Last night I had a realization.
I have to do a better job of making sure that my family time is really my family time. This weekend I spent a fair amount of time catching up on work. It wasn’t necessarily work I needed to do this weekend, but I knew by doing it I would feel less stressed this coming week.
As I was working through a number of different tasks, I kept thinking to myself, “Okay, when this is done, I’ll have some time to play with my kids.” And then, when it was done, I had to take care of a few errands, and then before we knew it, we had company over. The same thing happened the next day. I was sitting with my kids in their playroom, working away, while they were playing.
I was present, but not entirely.
It’s a weird thing, really. I don’t feel like I’m an absent dad by any means, but I don’t think I’m as present as I could be either. And, in the end, that ended up stressing me out just as much as not completing my work would have.
We all struggle with different aspects of our personal and professional lives. Balancing work and family is something that I continue to need help in order to do. It seems to me that those of us who have found an appropriate balance tend to be happier, more innovative in their thinking, and more confident in their decision-making.
While I have made good progress in this area, it is clear to me that I regularly slip back into habits that I held before I had children. So, every once in a while these “epiphanies” are helpful to me in order to make sure that I remember to readjust.
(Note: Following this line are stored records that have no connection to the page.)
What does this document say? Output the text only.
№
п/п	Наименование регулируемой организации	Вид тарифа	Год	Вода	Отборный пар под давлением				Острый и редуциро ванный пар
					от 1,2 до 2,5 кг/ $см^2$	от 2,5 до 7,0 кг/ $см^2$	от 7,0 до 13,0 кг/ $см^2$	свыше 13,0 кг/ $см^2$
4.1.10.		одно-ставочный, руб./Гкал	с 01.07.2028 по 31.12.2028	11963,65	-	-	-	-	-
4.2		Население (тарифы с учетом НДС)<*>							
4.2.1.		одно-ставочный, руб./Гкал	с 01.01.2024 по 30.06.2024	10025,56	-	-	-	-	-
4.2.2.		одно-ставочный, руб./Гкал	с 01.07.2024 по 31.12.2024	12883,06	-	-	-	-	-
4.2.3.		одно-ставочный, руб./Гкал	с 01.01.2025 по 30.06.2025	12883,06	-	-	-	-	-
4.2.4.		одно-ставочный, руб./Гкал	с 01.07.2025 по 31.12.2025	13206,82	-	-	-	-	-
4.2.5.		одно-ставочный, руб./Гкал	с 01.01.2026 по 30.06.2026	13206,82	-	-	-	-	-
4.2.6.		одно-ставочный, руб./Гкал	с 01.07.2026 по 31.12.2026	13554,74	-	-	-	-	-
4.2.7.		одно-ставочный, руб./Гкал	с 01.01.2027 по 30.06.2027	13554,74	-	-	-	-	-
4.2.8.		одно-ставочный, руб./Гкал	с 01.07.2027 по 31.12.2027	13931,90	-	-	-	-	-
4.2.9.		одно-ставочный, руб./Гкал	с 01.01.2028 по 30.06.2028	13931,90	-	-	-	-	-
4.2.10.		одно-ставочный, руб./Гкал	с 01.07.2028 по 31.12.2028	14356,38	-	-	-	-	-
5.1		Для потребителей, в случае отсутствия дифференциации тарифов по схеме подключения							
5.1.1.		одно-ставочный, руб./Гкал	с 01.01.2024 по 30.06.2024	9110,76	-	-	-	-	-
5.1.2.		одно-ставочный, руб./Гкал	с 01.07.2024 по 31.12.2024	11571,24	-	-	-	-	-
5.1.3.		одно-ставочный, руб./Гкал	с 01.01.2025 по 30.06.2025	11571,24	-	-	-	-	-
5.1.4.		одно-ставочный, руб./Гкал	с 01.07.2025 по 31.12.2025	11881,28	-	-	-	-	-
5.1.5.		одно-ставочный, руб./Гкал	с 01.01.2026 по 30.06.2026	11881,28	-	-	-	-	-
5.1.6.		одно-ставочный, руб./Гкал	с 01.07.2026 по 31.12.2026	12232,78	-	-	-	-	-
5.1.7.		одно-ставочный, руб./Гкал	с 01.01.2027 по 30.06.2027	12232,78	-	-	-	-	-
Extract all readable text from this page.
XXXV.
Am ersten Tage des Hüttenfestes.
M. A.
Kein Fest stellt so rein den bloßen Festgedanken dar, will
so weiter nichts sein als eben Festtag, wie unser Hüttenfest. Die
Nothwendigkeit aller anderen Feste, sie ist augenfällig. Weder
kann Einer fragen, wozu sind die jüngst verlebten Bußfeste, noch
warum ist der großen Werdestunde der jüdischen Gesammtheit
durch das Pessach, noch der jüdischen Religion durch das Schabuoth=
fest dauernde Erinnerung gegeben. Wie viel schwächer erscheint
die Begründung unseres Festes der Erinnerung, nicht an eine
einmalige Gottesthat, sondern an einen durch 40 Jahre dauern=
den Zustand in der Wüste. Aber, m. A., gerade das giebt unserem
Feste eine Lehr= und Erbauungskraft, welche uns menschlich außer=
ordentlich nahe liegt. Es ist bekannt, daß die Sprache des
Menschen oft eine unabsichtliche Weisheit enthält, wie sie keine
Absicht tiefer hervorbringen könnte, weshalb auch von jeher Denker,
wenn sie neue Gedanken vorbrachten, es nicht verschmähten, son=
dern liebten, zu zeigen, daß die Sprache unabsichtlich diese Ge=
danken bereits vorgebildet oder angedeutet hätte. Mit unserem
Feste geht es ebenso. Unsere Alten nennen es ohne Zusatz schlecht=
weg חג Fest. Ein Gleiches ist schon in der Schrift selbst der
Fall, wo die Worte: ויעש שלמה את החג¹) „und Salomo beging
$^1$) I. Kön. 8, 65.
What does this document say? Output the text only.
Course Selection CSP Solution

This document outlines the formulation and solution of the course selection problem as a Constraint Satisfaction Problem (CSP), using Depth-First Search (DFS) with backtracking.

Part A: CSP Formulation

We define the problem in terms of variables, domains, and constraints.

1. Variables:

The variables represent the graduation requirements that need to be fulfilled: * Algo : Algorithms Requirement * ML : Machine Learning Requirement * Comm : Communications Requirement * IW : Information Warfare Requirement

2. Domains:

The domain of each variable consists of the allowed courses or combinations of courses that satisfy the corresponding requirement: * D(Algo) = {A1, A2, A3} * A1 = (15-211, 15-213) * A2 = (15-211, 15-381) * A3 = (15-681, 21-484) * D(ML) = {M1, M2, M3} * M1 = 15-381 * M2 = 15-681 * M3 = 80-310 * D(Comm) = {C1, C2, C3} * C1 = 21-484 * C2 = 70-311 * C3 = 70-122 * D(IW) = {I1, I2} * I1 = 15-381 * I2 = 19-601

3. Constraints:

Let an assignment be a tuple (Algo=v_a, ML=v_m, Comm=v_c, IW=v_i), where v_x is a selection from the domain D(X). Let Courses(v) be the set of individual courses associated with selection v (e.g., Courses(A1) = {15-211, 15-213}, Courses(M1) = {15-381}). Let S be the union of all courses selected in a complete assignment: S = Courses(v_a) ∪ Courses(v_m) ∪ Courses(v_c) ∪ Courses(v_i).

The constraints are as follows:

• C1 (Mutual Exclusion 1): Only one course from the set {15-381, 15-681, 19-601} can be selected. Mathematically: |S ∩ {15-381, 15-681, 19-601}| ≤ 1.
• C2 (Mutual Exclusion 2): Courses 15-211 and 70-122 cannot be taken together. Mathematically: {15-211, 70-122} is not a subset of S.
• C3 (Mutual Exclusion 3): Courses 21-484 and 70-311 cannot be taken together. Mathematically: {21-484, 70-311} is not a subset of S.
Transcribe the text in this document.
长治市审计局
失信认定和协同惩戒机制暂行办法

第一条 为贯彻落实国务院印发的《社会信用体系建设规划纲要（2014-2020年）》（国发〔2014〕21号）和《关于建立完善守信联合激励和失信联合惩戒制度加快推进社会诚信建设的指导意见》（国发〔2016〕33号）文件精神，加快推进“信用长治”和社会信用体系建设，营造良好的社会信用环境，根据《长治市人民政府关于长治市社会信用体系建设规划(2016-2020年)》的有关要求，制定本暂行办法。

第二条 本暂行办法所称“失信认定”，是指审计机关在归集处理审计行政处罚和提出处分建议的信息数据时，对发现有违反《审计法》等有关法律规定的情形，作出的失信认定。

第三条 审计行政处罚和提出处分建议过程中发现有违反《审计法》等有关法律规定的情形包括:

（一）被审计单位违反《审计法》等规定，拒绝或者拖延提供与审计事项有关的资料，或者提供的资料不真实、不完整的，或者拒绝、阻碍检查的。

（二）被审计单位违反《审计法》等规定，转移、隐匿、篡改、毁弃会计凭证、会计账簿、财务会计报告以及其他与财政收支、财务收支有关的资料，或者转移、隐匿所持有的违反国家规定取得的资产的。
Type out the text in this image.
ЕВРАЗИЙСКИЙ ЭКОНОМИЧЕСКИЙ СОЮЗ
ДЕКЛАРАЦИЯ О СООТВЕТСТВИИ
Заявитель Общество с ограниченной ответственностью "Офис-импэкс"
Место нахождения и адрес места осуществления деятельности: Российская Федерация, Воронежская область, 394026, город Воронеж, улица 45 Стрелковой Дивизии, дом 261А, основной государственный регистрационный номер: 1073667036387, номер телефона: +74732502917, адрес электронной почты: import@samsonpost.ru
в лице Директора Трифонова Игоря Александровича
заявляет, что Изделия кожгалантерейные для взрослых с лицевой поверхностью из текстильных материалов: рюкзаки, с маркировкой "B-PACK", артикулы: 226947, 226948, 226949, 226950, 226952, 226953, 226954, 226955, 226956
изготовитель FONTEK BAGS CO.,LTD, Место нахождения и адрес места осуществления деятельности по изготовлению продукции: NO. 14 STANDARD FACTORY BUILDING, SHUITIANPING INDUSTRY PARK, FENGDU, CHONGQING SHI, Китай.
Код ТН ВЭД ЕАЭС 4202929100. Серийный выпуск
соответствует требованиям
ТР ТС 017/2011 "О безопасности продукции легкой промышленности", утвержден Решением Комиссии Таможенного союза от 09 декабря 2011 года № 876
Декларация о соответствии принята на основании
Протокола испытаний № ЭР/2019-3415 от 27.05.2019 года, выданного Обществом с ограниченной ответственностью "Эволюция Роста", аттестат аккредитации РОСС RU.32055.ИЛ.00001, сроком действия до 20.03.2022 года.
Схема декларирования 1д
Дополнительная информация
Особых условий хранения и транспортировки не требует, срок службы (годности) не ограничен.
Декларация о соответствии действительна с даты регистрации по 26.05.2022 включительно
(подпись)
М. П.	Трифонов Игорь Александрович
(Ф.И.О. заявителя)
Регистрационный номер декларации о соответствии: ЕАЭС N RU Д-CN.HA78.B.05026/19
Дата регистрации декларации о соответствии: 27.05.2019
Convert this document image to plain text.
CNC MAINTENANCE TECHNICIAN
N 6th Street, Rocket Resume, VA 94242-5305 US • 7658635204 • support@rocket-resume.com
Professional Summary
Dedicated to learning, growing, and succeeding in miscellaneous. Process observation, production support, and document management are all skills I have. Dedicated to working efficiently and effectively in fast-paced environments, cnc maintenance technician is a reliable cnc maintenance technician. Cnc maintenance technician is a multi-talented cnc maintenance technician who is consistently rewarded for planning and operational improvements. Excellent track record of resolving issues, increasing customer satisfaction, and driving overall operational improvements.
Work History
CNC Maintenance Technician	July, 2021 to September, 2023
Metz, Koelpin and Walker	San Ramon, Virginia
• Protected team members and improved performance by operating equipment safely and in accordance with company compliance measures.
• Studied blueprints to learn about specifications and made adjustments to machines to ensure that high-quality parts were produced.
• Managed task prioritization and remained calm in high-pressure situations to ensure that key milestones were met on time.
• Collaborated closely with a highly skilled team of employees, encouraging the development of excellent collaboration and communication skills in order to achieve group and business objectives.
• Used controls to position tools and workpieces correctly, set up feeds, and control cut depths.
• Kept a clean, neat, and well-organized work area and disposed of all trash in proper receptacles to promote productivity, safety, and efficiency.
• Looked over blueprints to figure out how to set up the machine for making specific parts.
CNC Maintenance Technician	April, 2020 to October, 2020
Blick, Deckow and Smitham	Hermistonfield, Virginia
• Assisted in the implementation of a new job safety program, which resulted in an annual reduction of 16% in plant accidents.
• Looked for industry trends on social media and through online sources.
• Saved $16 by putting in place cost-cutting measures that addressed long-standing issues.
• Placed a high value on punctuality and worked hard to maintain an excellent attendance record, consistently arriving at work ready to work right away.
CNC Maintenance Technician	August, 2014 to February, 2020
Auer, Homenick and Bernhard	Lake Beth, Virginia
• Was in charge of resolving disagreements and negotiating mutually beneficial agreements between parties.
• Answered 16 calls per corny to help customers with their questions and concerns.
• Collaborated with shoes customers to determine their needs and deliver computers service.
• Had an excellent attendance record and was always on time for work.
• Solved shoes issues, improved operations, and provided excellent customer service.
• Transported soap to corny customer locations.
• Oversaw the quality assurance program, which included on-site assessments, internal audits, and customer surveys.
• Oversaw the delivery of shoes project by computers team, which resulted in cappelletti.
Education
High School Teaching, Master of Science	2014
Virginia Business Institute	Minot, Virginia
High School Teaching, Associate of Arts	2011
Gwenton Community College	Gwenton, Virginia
In our work as leaders and learners, we have to help others make those readjustments too. Sometimes that means giving people the support and/or time they need. During other times, it means asking the right questions to help our colleagues prioritize.
While I’m sure I’ll always sway back and forth, hitting that balance every once in a while is something I strive for, and as long as I keep moving in the right direction, I at least know I’m aware of the need to change!